Pero seguramente el edificio más emblemático de esta época es el de los Laboratorios Jorba (Madrid, 1965-1969). Situado en la carretera de Barajas, el conjunto constaba de dos edificios: la nave de los laboratorios, cuya cubierta estaba realizada con vigas en hueso de doble ala, y una torre de oficinas de siete plantas. “Interesaba que llamara un poco la atención (una torre-anuncio)”, explicaba el arquitecto, “y yo he hecho una frivolidad, porque el programa exigía una frivolidad”. La frivolidad consistió en girar cada una de las plantas 45 grados respecto a la inferior, y en unir después esos volúmenes con planos paraboloides de hormigón armado. El efecto era lejanamente oriental, y por eso los madrileños la bautizaron como La Pagoda. Por desgracia, una serie de torpezas y errores administrativos –aunque también hubo acusaciones de especulación inmobiliaria y de conspiraciones del Opus Dei- llevaron a su demolición en julio 1999, a pesar de las protestas de muchos colectivos de arquitectos. “Se necesitaron 15 días”, comentó en su día Fisac con ironía. “Probablemente, en caso de terremoto o de una bomba atómica, La Pagoda se hubiera quedado en pie”.

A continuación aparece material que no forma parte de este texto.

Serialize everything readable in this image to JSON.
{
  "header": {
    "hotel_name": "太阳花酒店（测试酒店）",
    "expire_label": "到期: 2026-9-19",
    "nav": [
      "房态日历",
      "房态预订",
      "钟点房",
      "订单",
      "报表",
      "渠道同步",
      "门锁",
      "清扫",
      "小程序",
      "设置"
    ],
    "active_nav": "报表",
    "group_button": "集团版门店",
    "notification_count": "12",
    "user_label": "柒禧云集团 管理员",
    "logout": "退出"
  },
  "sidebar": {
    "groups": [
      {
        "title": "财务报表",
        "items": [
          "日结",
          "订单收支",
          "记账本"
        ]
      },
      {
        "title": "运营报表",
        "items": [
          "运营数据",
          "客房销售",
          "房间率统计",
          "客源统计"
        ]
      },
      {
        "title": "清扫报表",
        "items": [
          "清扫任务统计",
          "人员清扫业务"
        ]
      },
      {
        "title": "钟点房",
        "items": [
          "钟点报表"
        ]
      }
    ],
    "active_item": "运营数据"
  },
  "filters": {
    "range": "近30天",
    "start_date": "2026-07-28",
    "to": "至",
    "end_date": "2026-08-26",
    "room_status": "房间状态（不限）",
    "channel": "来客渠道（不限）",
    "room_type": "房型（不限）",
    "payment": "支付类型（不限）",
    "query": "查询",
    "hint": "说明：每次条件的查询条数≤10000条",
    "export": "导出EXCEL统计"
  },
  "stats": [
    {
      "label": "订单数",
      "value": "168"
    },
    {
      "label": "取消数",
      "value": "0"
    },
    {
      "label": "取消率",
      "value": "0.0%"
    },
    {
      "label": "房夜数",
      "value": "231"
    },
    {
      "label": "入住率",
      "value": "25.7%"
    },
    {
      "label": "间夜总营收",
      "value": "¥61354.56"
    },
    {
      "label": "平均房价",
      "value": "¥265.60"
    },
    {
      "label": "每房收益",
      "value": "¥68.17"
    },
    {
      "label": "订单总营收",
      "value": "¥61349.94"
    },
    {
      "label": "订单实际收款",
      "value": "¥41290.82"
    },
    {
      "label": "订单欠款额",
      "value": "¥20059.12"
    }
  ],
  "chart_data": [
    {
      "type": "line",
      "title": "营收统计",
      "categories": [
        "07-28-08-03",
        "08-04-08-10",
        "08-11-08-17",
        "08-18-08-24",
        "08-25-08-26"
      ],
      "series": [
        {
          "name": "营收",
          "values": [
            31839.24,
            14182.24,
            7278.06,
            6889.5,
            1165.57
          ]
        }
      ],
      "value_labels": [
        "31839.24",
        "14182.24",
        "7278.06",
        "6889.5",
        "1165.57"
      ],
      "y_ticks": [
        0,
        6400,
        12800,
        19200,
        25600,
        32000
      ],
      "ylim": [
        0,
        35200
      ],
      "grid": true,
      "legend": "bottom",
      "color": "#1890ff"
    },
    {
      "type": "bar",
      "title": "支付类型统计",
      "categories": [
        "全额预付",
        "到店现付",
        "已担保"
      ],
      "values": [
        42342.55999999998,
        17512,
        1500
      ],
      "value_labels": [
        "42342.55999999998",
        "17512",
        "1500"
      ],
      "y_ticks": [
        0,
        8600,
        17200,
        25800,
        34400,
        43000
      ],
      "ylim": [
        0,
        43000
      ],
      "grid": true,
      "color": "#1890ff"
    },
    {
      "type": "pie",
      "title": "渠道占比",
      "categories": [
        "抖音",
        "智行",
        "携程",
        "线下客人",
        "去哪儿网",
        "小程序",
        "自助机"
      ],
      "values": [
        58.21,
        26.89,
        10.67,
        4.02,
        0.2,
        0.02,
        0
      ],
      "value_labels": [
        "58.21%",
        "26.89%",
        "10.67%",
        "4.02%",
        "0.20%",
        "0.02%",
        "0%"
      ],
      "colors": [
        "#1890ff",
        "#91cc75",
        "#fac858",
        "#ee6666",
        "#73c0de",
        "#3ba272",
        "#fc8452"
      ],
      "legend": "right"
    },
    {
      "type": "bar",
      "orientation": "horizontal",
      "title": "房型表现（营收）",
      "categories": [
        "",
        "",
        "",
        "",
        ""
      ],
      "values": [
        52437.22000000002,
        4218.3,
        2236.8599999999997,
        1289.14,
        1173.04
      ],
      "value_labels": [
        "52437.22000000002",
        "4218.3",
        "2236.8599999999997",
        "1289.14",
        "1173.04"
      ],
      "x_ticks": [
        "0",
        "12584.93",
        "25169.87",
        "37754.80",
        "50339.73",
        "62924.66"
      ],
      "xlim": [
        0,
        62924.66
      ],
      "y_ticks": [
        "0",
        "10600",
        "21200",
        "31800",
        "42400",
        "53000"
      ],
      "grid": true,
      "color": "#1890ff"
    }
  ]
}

A partir de la década de los 70, Fisac llevó su relación con el hormigón un paso más allá. Los huesos comenzaron a dar problemas de estabilidad, filtraciones o aislamientos, y decidió concentrar su atención sobre las fachadas, sobre la piel de los edificios. Mediante el uso de encofrados flexibles, que se hinchaban al verter el hormigón en su interior, creó edificios vibrantes y de aspecto mullido, que perpetúan de manera virtual el carácter fluido del material con el que están construidos. Tras haber iniciado su viaje por la arquitectura desde las vísceras (el mondongo), tras haber armado el esqueleto de huesos que conforma cada edificio, Fisac dedicó los últimos años de su carrera a estudiar el aspecto más íntimo del hormigón: esa “huella genética” que persiste en su interior.